The fund will be managed by Bridgehouse with the guidance of investment manager Ninety One’s North American arm. It’s being created with $350 million in seed capital from an unnamed Canadian corporate pension plan based in Alberta, said Katherine Tweedie, co-head of the North America institutional client group at Ninety One.
“Essentially what it does is, it invests in around a 70-stock portfolio of public emerging market listed companies. And it plays a very particular role in portfolios, in that it’s designed to be kind of a core, all-weather allocation to emerging markets,” said Tweedie.

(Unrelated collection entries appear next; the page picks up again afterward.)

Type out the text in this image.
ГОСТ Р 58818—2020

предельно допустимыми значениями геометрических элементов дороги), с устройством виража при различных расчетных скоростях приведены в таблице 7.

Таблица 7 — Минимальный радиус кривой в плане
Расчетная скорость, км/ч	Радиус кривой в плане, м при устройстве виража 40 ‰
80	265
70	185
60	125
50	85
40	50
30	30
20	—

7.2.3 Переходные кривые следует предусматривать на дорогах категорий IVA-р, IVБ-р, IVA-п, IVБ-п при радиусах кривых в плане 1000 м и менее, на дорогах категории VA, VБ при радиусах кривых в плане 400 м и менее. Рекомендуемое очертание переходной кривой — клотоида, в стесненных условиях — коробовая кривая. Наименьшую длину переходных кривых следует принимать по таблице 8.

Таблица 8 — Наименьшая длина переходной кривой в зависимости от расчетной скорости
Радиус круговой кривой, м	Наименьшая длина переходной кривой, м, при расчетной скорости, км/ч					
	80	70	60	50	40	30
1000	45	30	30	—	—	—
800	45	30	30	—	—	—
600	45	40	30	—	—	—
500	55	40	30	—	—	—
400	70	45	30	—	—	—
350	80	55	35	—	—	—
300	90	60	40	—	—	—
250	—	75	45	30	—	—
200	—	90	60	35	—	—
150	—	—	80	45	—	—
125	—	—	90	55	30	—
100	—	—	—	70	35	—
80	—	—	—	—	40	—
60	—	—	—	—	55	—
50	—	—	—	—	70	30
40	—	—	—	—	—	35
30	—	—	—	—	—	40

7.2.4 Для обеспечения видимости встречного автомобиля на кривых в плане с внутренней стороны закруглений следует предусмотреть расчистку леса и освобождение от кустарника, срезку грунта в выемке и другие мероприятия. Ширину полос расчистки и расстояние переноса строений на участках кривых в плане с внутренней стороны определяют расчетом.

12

The fund works well for smaller plans that might be making a first time or single allocation to emerging markets, she said, as well as larger funds that want to have a core segment and then add on specific exposure elsewhere.
Historically, Canadian institutional investors have not been heavily exposed to emerging markets, generally between five and 15% of equity allocation, said Tweedie. Pension plans like CDPQ and the Public Sector Pension Investment Board have also been investing in emerging market fixed income.
There is the potential to invest more, with Ninety One noting that emerging markets generate 58% of global GDP while representing just 9% of equity portfolios.
The segment does come with greater risk though, and on a passive approach, it has been a challenging investment return relative to the very strong U.S. market, said Tweedie. But with investments overly concentrated in the U.S. and developed markets, there is value in diversifying through an active investment approach, she said.
“We carefully assess risk, particularly on the ESG side, and we tend to invest in very high conviction active portfolios that take a very strong bet on a few companies, and then leave the rest.”
She said there are a wide range of equity investment opportunities for the fund, including some major multinationals that are sometimes overlooked simply because their headquarters are in places like Mexico or Brazil.
“So they’ve actually got a diversified revenue stream. Their postal code just happens to be in an emerging market.”
Ninety One, which was founded in South Africa and has been operating in Canada since 2018, has been working extensively on the climate side of emerging markets as well. While they haven’t historically been a big source of emissions, they will be the biggest source of emissions growth, said Tweedie.
The work comes as calls grow louder to increase the funding towards such necessities and opportunities.
Mark Carney, the United Nations special envoy on climate action and finance, and former Bank of Canada governor, highlighted the funding gap at a Toronto conference earlier in October.
Emerging economies, excluding China, need to see climate funding go from around $250 billion a year currently to $1.25 trillion by 2030.
“This is not hyperbole, this will require radical reform of the international financial system,” said Carney.
He emphasized the need for big institutions not to just sell off their high-emission investments and instead work to help companies bring them down.
“What we can’t have for the system is portfolio decarbonization,” said Carney, “The big investment return you’ll find is to go where the emissions are, and get those emissions down.”
Canadian pension plans are also working on that effort.
In July, CDPQ, OMERS and other institutional investors along with Ninety One helped launch the Emerging Markets Transition Debt initiative, with commitments of US$400 million to help build clean infrastructure, clean technology and for decarbonization.
The fund will help target high-emission sectors, which some funds have been hesitant to invest in because it increases a portfolio’s emissions. Some pensions have created a specific transition envelope focused on decarbonizing industries to help make sure such areas get funding, noted Tweedie.
“For example, CDPQ has this, and others, where you can invest in a higher emitting company today, provided that they have a very clear path to decarbonize,” she said.
“That’s where the real-world change is going to come from.”